Threat: Slow Commands - Denial of Service

  • Description: An attacker issues slow commands like KEYS *, FLUSHALL, or FLUSHDB (on large datasets). These commands can block the Valkey server, preventing it from processing other requests.
    • Impact: Application slowdown or unavailability.
    • Valkey Component Affected: Command processing; single-threaded nature of Valkey.
    • Risk Severity: High
    • Mitigation Strategies:
      • Avoid KEYS *: Use SCAN instead of KEYS * in production code.
      • Rename/Disable FLUSHALL/FLUSHDB: Use rename-command to rename or disable these commands.
      • Slowlog Monitoring: Monitor slow commands using Valkey's slowlog feature and investigate any unusually slow operations.
      • Asynchronous Operations: Use asynchronous operations in the application where possible to avoid blocking the main thread.

Threat: Unauthorized Data Modification

  • Description: An attacker gains unauthorized access to the Valkey instance (through any of the previously mentioned vulnerabilities) and issues commands to modify or delete data.
    • Impact: Data corruption, data loss, application malfunction.
    • Valkey Component Affected: All data storage components.
    • Risk Severity: High
    • Mitigation Strategies:
      • Strong Authentication: Implement strong authentication (as described above).
      • TLS Encryption: Use TLS encryption (as described above).
      • Data Validation: Implement data validation on the application side to ensure that only valid data is written to Valkey.
      • Auditing: Regularly audit Valkey's data for unauthorized changes.

Threat: Replication Issues (if used)

  • Description: If Valkey replication is used, an attacker compromises a replica instance.
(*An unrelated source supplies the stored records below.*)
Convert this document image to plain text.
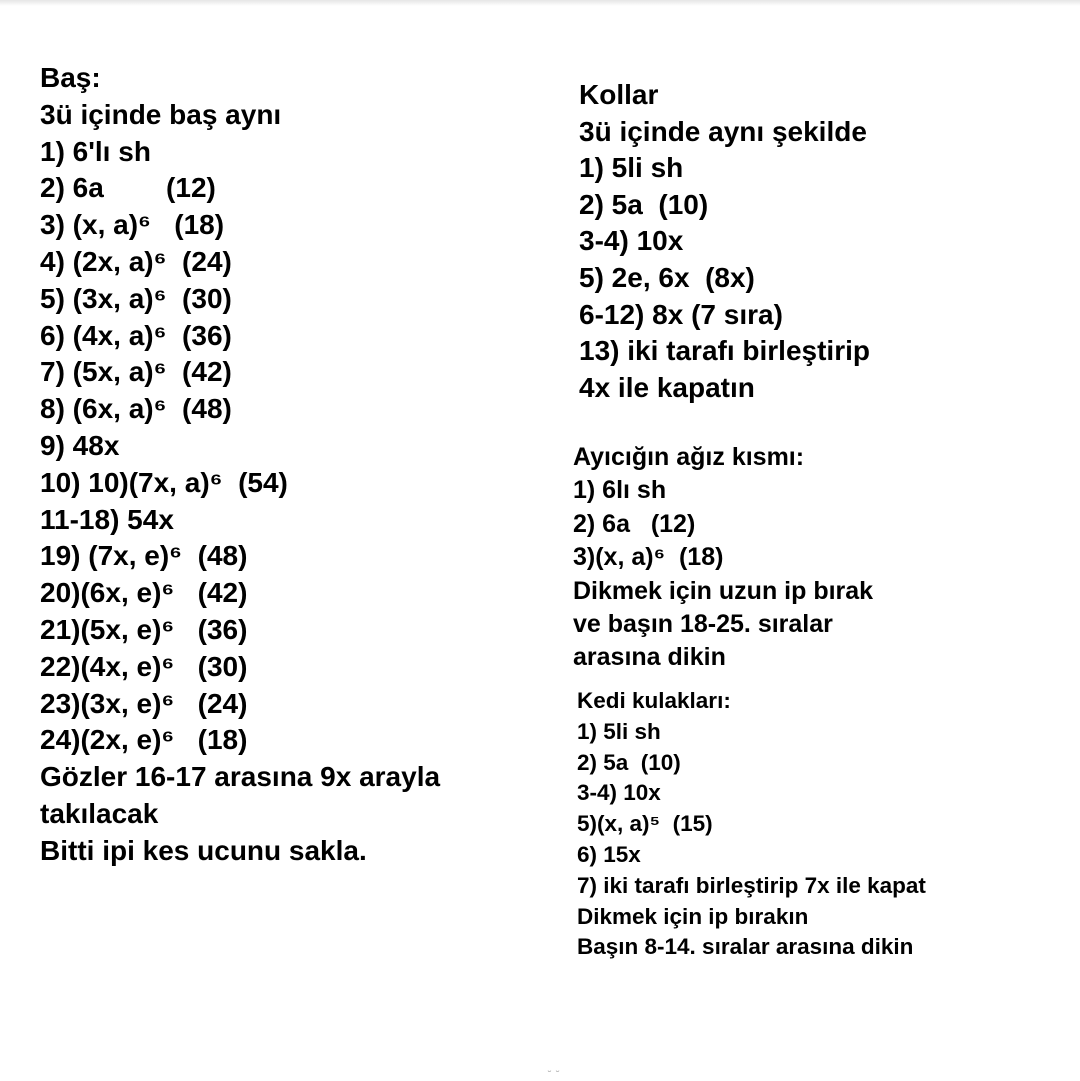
Baş:
3ü içinde baş aynı
1) 6'lı sh
2) 6a        (12)
3) (x, a)⁶   (18)
4) (2x, a)⁶  (24)
5) (3x, a)⁶  (30)
6) (4x, a)⁶  (36)
7) (5x, a)⁶  (42)
8) (6x, a)⁶  (48)
9) 48x
10) 10)(7x, a)⁶  (54)
11-18) 54x
19) (7x, e)⁶  (48)
20)(6x, e)⁶   (42)
21)(5x, e)⁶   (36)
22)(4x, e)⁶   (30)
23)(3x, e)⁶   (24)
24)(2x, e)⁶   (18)
Gözler 16-17 arasına 9x arayla
takılacak
Bitti ipi kes ucunu sakla.
Kollar
3ü içinde aynı şekilde
1) 5li sh
2) 5a  (10)
3-4) 10x
5) 2e, 6x  (8x)
6-12) 8x (7 sıra)
13) iki tarafı birleştirip
4x ile kapatın
Ayıcığın ağız kısmı:
1) 6lı sh
2) 6a   (12)
3)(x, a)⁶  (18)
Dikmek için uzun ip bırak
ve başın 18-25. sıralar
arasına dikin
Kedi kulakları:
1) 5li sh
2) 5a  (10)
3-4) 10x
5)(x, a)⁵  (15)
6) 15x
7) iki tarafı birleştirip 7x ile kapat
Dikmek için ip bırakın
Başın 8-14. sıralar arasına dikin
˘ ˘
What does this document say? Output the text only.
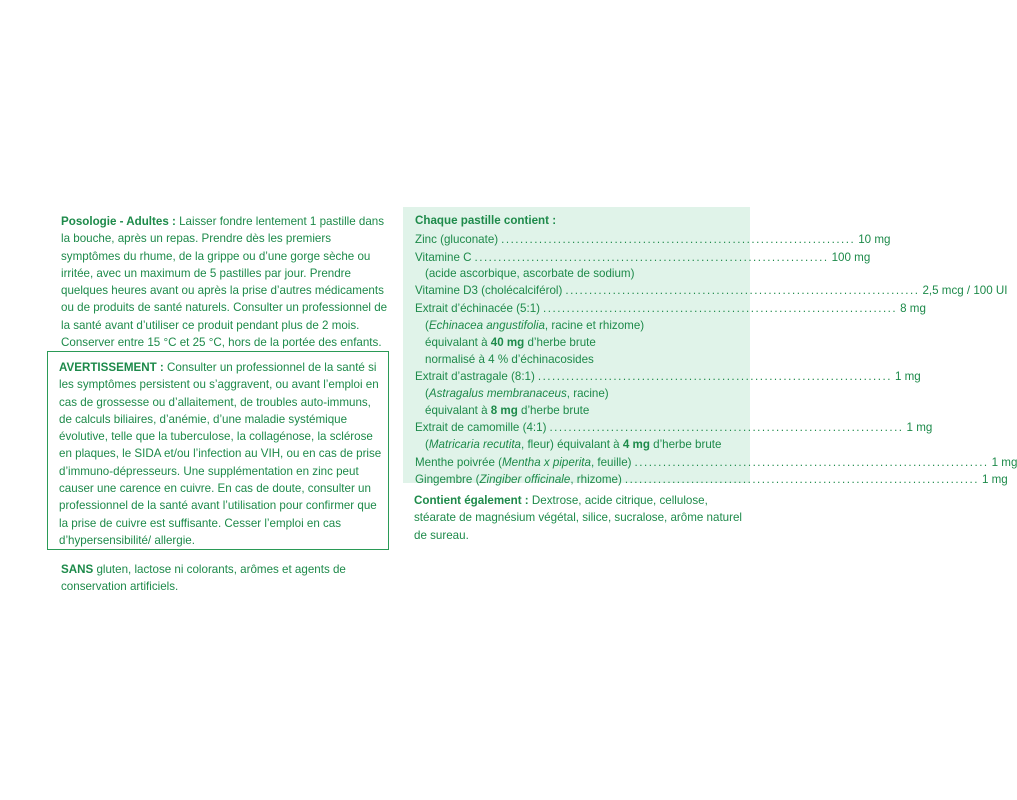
Posologie - Adultes : Laisser fondre lentement 1 pastille dans la bouche, après un repas. Prendre dès les premiers symptômes du rhume, de la grippe ou d’une gorge sèche ou irritée, avec un maximum de 5 pastilles par jour. Prendre quelques heures avant ou après la prise d’autres médicaments ou de produits de santé naturels. Consulter un professionnel de la santé avant d’utiliser ce produit pendant plus de 2 mois. Conserver entre 15 °C et 25 °C, hors de la portée des enfants.

AVERTISSEMENT : Consulter un professionnel de la santé si les symptômes persistent ou s’aggravent, ou avant l’emploi en cas de grossesse ou d’allaitement, de troubles auto-immuns, de calculs biliaires, d’anémie, d’une maladie systémique évolutive, telle que la tuberculose, la collagénose, la sclérose en plaques, le SIDA et/ou l’infection au VIH, ou en cas de prise d’immuno-dépresseurs. Une supplémentation en zinc peut causer une carence en cuivre. En cas de doute, consulter un professionnel de la santé avant l’utilisation pour confirmer que la prise de cuivre est suffisante. Cesser l’emploi en cas d’hypersensibilité/ allergie.

SANS gluten, lactose ni colorants, arômes et agents de conservation artificiels.

Chaque pastille contient :
Zinc (gluconate) ........................................................................... 10 mg
Vitamine C ........................................................................... 100 mg
(acide ascorbique, ascorbate de sodium)
Vitamine D3 (cholécalciférol) ........................................................................... 2,5 mcg / 100 UI
Extrait d’échinacée (5:1) ........................................................................... 8 mg
(Echinacea angustifolia, racine et rhizome)
équivalant à 40 mg d’herbe brute
normalisé à 4 % d’échinacosides
Extrait d’astragale (8:1) ........................................................................... 1 mg
(Astragalus membranaceus, racine)
équivalant à 8 mg d’herbe brute
Extrait de camomille (4:1) ........................................................................... 1 mg
(Matricaria recutita, fleur) équivalant à 4 mg d’herbe brute
Menthe poivrée (Mentha x piperita, feuille) ........................................................................... 1 mg
Gingembre (Zingiber officinale, rhizome) ........................................................................... 1 mg

Contient également : Dextrose, acide citrique, cellulose, stéarate de magnésium végétal, silice, sucralose, arôme naturel de sureau.
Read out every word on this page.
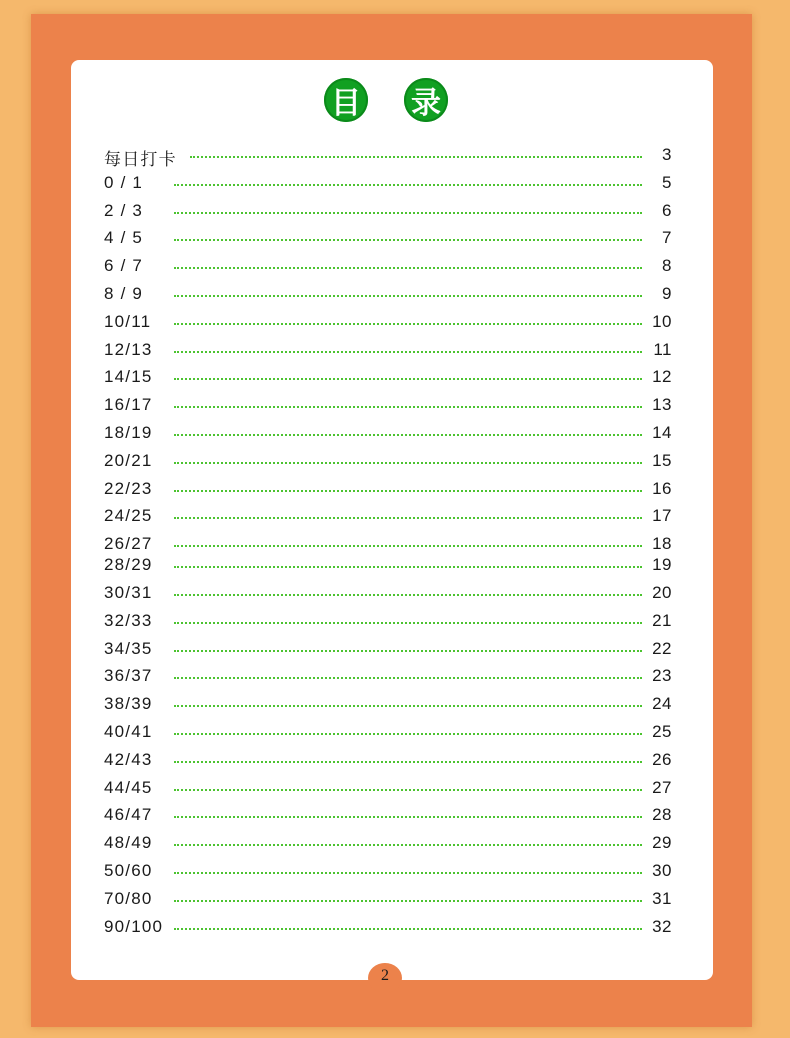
目 录
每日打卡	3
0 / 1	5
2 / 3	6
4 / 5	7
6 / 7	8
8 / 9	9
10/11	10
12/13	11
14/15	12
16/17	13
18/19	14
20/21	15
22/23	16
24/25	17
26/27	18
28/29	19
30/31	20
32/33	21
34/35	22
36/37	23
38/39	24
40/41	25
42/43	26
44/45	27
46/47	28
48/49	29
50/60	30
70/80	31
90/100	32
2
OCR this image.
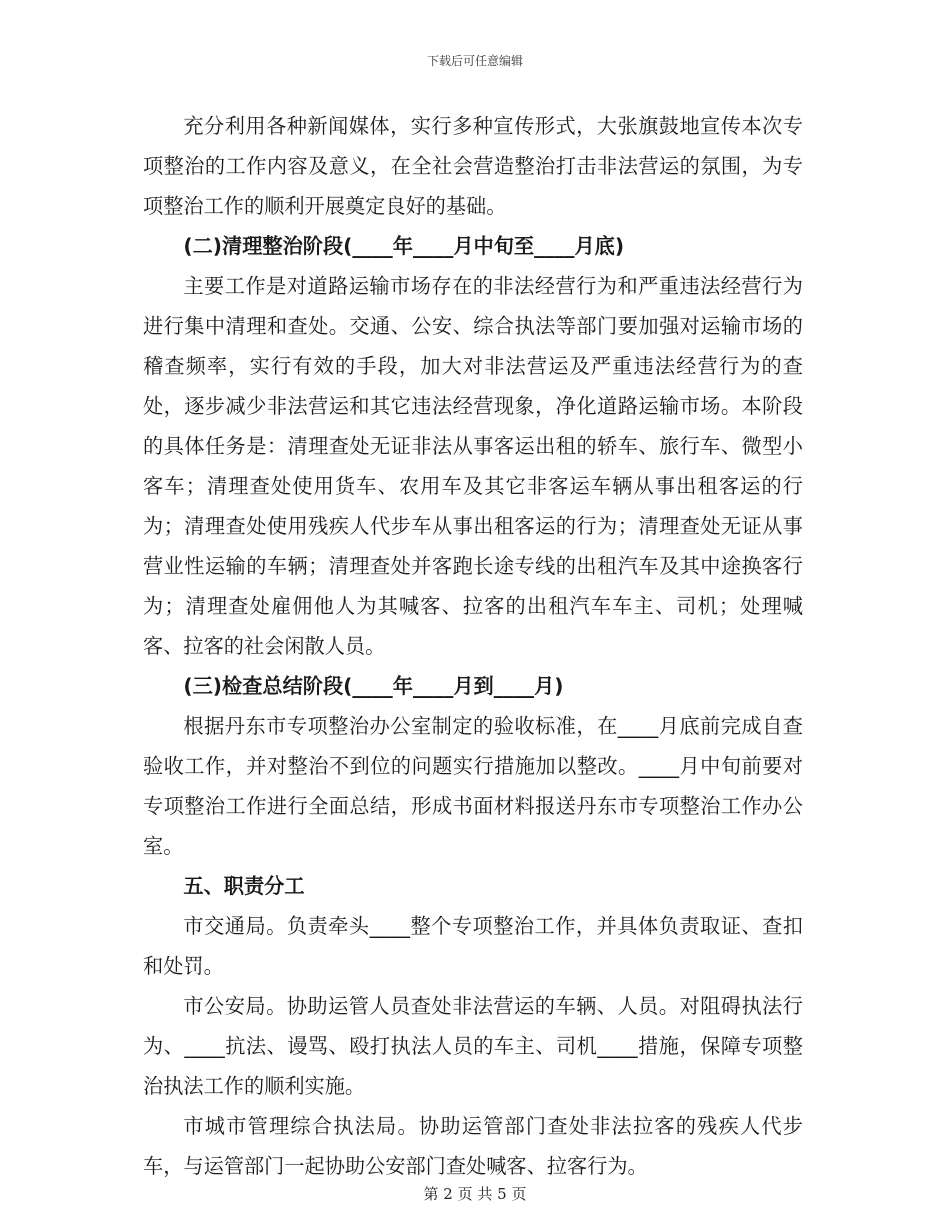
下载后可任意编辑

充分利用各种新闻媒体，实行多种宣传形式，大张旗鼓地宣传本次专项整治的工作内容及意义，在全社会营造整治打击非法营运的氛围，为专项整治工作的顺利开展奠定良好的基础。

(二)清理整治阶段(____年____月中旬至____月底)

主要工作是对道路运输市场存在的非法经营行为和严重违法经营行为进行集中清理和查处。交通、公安、综合执法等部门要加强对运输市场的稽查频率，实行有效的手段，加大对非法营运及严重违法经营行为的查处，逐步减少非法营运和其它违法经营现象，净化道路运输市场。本阶段的具体任务是：清理查处无证非法从事客运出租的轿车、旅行车、微型小客车；清理查处使用货车、农用车及其它非客运车辆从事出租客运的行为；清理查处使用残疾人代步车从事出租客运的行为；清理查处无证从事营业性运输的车辆；清理查处并客跑长途专线的出租汽车及其中途换客行为；清理查处雇佣他人为其喊客、拉客的出租汽车车主、司机；处理喊客、拉客的社会闲散人员。

(三)检查总结阶段(____年____月到____月)

根据丹东市专项整治办公室制定的验收标准，在____月底前完成自查验收工作，并对整治不到位的问题实行措施加以整改。____月中旬前要对专项整治工作进行全面总结，形成书面材料报送丹东市专项整治工作办公室。

五、职责分工

市交通局。负责牵头____整个专项整治工作，并具体负责取证、查扣和处罚。

市公安局。协助运管人员查处非法营运的车辆、人员。对阻碍执法行为、____抗法、谩骂、殴打执法人员的车主、司机____措施，保障专项整治执法工作的顺利实施。

市城市管理综合执法局。协助运管部门查处非法拉客的残疾人代步车，与运管部门一起协助公安部门查处喊客、拉客行为。

第 2 页 共 5 页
They then inject malicious data or commands that are replicated to the master instance.
    • Impact: Data corruption across the entire Valkey cluster.
    • Valkey Component Affected: Replication mechanism.
    • Risk Severity: High
    • Mitigation Strategies:
      • Secure Replicas: Secure all replica instances with the same level of security as the master (authentication, TLS).
      • Replication Monitoring: Monitor replication status and integrity.
      • Read-Only Replicas: Configure replicas as read-only to prevent accidental or malicious writes.
      • Network Isolation: Isolate replicas on a separate, secure network segment.